Na hora da Consagração, o padre vai dizer: “na noite em que ia ser entregue,
isto é, hoje’. Também nas festas da Páscoa, é dada
especial ênfase ao mistério que não é passado, mas que é o mesmo que se renova,
que é a presentificação do mistério salvífico de Deus, que é presença antiga e
sempre nova de Cristo "que é, que era e que vem" (cf. Ap 1,8). É exatamente nesse sentido que
Borobio afirma: “Na liturgia, a Igreja faz a experiência do seu ser e do seu
existir. A liturgia é a própria Igreja.” Por isso, podemos dizer que ferir a
liturgia – não é uma preocupação desnecessária – é ferir a própria Igreja. No
fundo, é uma traição à Igreja, é uma infidelidade àquilo que ela recebeu puro e
que deve guardar puro para as gerações que virão.
Se não tratarmos como
sagrado o que é sagrado, o que chegará às futuras gerações? É preciso não perder
de vista a dimensão da dignidade na liturgia, mantendo as tradições que recebemos
da Igreja, traduzindo também essa mesma tradição para os homens e as mulheres
do nosso tempo, mas sem perder a fontalidade, sem perder de vista as origens
das quais a liturgia brotou e onde pulsa o coração da Igreja. Traduzir a
tradição da Igreja para os homens e mulheres do nosso tempo significa essencialmente
experimentar a presença real de Jesus no Culto Eucarístico por excelência,
significa experimentar intimamente uma relação com Deus que é simbólica e que,
por meio da Eucaristia, se dá totalmente. Triste é quando nós nem
experimentamos a presença de Jesus, dom da liturgia da Igreja, em nossas vidas,
nem deixamos que ninguém experimente.
Trecho da palestra proferida pelo Padre Elison Silva,
em 22 de março de 2014, no Encontro de Liturgia e Canto Pastoral,
promovido pela Arquidiocese de Maceió,
salvaguardadas as devidas edições e adaptações livremente realizadas.
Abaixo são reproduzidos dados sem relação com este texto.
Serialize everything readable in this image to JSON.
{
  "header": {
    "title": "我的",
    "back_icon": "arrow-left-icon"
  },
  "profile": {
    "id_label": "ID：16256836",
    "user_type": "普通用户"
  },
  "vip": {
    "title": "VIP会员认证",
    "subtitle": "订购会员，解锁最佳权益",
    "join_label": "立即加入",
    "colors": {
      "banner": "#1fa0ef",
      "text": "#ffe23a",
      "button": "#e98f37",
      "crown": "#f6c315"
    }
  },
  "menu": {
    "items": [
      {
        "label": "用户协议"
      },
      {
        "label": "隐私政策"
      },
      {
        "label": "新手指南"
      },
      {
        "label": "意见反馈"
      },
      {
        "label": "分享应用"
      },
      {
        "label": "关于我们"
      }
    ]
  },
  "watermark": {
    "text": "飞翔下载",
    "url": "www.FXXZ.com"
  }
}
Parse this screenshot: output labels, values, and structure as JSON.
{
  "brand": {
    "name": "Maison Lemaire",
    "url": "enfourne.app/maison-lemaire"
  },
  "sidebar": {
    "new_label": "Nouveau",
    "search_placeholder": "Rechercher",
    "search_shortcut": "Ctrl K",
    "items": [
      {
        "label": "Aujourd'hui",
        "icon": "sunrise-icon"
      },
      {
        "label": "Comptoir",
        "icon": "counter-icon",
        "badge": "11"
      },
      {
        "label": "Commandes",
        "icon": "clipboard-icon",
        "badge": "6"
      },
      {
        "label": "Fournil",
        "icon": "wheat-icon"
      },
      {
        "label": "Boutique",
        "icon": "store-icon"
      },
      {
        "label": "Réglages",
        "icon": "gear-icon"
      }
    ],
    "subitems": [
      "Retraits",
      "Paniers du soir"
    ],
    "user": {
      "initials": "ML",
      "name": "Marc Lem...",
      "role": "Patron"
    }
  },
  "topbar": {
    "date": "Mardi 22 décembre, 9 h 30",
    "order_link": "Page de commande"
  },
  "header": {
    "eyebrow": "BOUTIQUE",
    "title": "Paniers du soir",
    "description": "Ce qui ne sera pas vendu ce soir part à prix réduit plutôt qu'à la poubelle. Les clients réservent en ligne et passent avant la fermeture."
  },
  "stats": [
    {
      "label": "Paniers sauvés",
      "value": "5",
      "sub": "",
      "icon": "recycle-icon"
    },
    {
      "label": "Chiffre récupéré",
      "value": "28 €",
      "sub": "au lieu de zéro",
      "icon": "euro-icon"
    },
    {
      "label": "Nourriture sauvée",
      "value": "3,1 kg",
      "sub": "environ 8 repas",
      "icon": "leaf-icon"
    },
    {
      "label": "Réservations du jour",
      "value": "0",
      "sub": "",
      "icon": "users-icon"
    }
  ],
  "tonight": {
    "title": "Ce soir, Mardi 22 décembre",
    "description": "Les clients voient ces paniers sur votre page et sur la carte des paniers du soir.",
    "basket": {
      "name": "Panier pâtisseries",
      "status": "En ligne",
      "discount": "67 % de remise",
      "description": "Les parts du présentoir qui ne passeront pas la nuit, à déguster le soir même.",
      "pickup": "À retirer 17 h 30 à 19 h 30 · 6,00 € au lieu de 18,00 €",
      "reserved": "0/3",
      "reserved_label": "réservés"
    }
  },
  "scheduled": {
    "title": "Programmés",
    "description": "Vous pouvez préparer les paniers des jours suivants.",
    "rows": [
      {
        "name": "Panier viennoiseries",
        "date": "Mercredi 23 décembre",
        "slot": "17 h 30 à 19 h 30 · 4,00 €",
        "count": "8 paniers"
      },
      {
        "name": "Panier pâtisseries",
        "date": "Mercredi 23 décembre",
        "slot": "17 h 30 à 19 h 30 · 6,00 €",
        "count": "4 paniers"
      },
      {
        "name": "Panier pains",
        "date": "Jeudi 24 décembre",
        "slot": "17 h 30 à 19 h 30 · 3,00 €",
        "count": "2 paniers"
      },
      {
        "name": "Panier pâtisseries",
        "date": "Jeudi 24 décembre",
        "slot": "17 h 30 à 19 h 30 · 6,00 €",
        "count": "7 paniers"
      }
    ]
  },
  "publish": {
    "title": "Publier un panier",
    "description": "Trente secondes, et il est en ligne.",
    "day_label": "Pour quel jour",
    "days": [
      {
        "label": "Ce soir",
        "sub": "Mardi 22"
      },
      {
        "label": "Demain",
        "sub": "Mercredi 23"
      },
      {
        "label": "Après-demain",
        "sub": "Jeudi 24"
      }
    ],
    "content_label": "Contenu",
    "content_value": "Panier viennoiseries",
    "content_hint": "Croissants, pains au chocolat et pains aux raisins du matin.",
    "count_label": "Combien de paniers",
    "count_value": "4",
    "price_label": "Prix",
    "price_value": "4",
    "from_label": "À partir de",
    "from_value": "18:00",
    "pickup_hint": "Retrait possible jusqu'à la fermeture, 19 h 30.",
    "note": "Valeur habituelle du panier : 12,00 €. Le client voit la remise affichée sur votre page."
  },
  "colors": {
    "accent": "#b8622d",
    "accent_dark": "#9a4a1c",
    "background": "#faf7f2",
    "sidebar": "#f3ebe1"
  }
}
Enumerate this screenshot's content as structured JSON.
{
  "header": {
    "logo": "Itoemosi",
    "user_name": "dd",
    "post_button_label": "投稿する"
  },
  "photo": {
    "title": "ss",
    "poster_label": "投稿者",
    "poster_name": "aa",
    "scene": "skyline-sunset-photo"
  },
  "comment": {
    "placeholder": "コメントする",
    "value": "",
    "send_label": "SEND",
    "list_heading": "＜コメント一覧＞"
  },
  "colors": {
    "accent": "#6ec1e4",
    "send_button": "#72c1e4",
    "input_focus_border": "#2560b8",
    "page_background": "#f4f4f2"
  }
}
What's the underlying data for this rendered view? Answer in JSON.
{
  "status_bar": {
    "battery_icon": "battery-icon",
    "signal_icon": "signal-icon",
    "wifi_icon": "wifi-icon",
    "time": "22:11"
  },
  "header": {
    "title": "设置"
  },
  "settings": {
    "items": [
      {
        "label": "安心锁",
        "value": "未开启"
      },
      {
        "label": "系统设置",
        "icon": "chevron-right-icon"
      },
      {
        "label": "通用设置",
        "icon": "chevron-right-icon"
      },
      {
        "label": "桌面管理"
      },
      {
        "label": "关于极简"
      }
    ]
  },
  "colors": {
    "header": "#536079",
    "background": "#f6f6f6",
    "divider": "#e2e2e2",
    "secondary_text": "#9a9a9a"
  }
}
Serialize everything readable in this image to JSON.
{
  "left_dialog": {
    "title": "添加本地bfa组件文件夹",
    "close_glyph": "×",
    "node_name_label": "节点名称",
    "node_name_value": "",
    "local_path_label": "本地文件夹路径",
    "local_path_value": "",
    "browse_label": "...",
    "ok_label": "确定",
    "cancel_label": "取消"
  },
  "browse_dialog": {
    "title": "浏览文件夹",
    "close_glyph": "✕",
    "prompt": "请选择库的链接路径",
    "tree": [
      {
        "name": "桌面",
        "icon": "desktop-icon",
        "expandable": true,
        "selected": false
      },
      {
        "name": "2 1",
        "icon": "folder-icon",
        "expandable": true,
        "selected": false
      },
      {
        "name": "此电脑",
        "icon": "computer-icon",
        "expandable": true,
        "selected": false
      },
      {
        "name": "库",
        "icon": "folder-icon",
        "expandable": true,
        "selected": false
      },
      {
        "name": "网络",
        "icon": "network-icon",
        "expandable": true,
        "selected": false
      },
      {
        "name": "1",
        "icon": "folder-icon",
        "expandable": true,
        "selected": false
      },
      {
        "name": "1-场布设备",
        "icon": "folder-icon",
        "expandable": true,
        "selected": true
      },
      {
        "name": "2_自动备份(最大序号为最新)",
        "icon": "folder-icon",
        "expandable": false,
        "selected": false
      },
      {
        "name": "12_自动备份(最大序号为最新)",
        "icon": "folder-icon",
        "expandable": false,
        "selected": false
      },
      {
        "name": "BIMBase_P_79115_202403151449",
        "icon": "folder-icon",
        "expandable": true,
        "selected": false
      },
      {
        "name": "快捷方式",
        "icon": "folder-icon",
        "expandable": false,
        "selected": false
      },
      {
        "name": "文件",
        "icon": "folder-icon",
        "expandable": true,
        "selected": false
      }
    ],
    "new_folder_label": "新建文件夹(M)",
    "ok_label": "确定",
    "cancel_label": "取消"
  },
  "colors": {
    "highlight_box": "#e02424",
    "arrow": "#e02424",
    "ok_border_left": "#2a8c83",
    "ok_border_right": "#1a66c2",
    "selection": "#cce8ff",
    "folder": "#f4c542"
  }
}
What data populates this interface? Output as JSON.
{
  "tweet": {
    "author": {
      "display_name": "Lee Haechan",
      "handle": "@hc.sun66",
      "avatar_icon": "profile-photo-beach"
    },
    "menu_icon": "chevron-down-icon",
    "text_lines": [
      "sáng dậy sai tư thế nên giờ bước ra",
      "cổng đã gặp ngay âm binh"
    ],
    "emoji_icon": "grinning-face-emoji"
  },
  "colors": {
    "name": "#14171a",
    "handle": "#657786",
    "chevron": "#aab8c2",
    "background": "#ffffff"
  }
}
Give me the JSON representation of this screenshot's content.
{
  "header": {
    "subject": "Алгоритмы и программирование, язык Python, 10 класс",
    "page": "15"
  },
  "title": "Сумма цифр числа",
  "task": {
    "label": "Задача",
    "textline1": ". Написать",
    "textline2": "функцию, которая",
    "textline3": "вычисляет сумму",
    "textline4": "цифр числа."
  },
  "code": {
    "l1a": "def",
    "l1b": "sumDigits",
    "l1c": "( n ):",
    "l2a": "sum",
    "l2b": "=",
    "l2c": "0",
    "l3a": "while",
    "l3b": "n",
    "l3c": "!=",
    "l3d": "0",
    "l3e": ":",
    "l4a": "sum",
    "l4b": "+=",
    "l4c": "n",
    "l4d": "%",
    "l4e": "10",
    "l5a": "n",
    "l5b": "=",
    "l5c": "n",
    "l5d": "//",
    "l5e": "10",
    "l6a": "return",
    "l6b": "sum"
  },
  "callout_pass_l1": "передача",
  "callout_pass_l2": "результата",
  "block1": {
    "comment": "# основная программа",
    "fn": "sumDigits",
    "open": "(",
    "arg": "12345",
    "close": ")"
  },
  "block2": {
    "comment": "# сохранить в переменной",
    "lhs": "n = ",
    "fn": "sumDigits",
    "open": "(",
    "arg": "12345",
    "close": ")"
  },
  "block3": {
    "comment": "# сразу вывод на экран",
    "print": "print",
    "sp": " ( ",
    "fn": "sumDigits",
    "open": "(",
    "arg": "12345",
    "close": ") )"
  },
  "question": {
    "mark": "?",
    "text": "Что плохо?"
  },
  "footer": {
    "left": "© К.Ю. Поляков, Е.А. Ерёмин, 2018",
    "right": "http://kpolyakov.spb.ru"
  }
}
Olá Padre, nos ultimos anos, pessoalmente tenho redescoberto a beleza da Liturgia da Igreja. Principalmente da liturgia Tridentina e toda sua teologia. É duro e triste pensar que havia em mim a HERMENEUTICA RUPTARA. Na minha cabeça tudo que era anterior ao Vc II era ultrapassado e sem sentido. Sei que nem tudo é culpa minha, tudo depende da cultura eclesial que se vive. Hoje, repito, REDESCOBRI a Fé.